Factors Affecting Radiation Exposure

Exposure to ionizing radiation is an unavoidable event while performing fluoroscopic procedures. If one cannot avoid the radiation, then one must minimize its absorption by biologic tissues. The primary source of radiation to the physician during such procedures is from scatter reflected back from the patient. Of lesser concern is the small amount of radiation leakage from the equipment housing.
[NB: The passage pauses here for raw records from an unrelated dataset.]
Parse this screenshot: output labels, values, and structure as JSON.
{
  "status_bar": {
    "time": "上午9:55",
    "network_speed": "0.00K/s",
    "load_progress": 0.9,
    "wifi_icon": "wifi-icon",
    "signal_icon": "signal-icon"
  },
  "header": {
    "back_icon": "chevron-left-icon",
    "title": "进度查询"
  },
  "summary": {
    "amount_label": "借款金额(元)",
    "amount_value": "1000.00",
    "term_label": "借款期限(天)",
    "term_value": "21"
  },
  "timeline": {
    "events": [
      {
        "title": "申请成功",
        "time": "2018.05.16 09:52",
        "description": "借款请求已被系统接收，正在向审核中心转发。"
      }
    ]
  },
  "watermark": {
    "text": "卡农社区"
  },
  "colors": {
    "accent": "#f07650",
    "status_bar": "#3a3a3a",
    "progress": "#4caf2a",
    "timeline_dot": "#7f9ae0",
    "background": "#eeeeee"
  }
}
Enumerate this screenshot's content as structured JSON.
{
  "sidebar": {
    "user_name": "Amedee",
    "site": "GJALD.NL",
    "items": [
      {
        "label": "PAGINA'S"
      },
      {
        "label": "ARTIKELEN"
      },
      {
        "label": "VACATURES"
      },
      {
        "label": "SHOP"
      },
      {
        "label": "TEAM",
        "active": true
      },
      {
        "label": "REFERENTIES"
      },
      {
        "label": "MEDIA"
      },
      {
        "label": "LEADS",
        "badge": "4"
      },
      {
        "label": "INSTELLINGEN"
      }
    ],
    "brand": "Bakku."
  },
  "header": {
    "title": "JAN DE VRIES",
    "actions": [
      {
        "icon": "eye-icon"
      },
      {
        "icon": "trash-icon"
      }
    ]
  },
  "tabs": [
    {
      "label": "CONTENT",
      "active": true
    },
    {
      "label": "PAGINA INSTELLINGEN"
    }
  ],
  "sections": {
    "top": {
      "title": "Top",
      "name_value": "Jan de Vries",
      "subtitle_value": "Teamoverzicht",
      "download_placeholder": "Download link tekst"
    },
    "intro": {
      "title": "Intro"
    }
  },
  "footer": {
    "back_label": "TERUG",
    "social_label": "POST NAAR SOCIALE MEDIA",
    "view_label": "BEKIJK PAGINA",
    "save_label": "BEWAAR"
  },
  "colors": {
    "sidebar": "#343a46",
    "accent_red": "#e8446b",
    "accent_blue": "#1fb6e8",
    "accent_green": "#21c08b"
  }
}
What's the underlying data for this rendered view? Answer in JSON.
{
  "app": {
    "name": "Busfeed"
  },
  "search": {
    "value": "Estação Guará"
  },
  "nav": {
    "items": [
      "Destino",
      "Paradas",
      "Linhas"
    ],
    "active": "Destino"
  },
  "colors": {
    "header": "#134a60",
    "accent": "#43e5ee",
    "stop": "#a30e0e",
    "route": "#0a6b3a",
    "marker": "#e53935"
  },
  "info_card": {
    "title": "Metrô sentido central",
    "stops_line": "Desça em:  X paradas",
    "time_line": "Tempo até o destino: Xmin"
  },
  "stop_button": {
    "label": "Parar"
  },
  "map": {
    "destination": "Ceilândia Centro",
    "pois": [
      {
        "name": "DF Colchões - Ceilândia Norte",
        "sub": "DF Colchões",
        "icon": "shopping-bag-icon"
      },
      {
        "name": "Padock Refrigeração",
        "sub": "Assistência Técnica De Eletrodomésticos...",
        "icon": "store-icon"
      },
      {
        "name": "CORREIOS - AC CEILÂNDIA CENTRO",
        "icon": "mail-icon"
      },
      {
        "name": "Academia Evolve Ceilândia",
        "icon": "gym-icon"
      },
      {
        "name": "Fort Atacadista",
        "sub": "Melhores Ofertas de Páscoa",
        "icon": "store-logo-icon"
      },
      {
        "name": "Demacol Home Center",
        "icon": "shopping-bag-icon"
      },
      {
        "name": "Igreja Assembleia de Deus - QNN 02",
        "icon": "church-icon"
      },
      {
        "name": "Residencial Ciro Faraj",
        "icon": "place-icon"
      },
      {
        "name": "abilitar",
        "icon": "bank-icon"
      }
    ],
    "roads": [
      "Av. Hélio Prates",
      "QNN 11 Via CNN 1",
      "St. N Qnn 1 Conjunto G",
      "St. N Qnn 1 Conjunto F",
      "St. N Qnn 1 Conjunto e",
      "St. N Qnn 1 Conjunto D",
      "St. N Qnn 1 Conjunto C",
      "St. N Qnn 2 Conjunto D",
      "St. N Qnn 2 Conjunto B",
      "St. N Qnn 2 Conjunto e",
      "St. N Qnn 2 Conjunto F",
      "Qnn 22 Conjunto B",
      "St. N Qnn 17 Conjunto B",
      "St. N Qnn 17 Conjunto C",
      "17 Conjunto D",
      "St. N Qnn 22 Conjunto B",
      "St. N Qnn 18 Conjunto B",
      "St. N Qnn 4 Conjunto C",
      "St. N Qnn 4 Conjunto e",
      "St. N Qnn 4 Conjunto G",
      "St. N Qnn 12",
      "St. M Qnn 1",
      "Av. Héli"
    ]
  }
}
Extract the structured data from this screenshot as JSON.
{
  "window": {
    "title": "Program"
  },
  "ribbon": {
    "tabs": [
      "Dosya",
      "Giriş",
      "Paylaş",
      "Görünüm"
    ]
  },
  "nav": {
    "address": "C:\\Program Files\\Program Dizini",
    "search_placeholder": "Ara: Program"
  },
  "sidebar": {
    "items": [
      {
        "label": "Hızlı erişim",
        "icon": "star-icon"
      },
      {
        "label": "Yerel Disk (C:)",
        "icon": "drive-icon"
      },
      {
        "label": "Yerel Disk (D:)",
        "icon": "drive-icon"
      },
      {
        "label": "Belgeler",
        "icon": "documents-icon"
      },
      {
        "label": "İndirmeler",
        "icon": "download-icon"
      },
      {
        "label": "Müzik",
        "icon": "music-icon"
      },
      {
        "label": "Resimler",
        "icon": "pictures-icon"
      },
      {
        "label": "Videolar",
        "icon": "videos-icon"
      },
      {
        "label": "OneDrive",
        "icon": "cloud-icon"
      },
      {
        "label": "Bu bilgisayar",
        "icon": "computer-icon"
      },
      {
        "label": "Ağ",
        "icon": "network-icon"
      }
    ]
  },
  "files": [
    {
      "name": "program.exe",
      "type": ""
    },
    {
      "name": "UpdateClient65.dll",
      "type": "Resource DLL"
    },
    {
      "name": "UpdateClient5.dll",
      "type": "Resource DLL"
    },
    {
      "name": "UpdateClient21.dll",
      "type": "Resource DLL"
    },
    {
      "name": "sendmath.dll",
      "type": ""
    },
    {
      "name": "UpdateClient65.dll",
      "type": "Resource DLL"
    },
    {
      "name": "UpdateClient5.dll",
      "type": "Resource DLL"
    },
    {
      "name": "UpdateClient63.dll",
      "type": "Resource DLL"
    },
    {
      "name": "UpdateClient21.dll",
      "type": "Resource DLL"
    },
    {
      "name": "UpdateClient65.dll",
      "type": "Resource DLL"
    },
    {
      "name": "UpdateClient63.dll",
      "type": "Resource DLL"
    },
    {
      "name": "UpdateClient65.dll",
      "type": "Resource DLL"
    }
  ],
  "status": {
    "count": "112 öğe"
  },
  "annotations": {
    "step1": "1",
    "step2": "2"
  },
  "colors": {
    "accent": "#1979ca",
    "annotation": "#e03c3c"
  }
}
The cardinal principles of radiation protection are: (1) maximize distance from the radiation source; (2) use shielding materials; and (3) minimize exposure time. These principles are derived from protective measures that were adopted by individuals who worked on the atomic bomb in the Manhattan Project; such measures also may be instituted in the fluoroscopic suite. In addition, the concept of ALARA (as low as reasonably achievable) should be applied in all situations of radiation exposure.

Distance

Distance is the most effective means of minimizing exposure to a given source of ionizing radiation. According to the inverse square law, the intensity of the radiation is inversely proportional to the square of the distance. That is, when a given amount of radiation travels twice the distance, the covered area becomes four times as large and the intensity of exposure reduces to 1⁄4 (Fig. 5-3). Therefore, at four times the distance from the source, exposure is reduced to 1⁄16 the intensity.

A rough estimate of the physician’s exposure at a distance of 1 meter from the x-ray tube is 1/1000th of the patient’s exposure.6 It is therefore recommended that the technician and physician remain as far away from the examining table as practical during fluoroscopic procedures. The position of the physician’s body, especially the hands, should be closely monitored and his or her position should be kept at a maximum distance from the fluoroscope at all times.2 For example, it is advisable that the physician deliberately step away from the patient before acquiring each image and also use extension tubing during contrast injection to maximize the physician’s distance from the beam.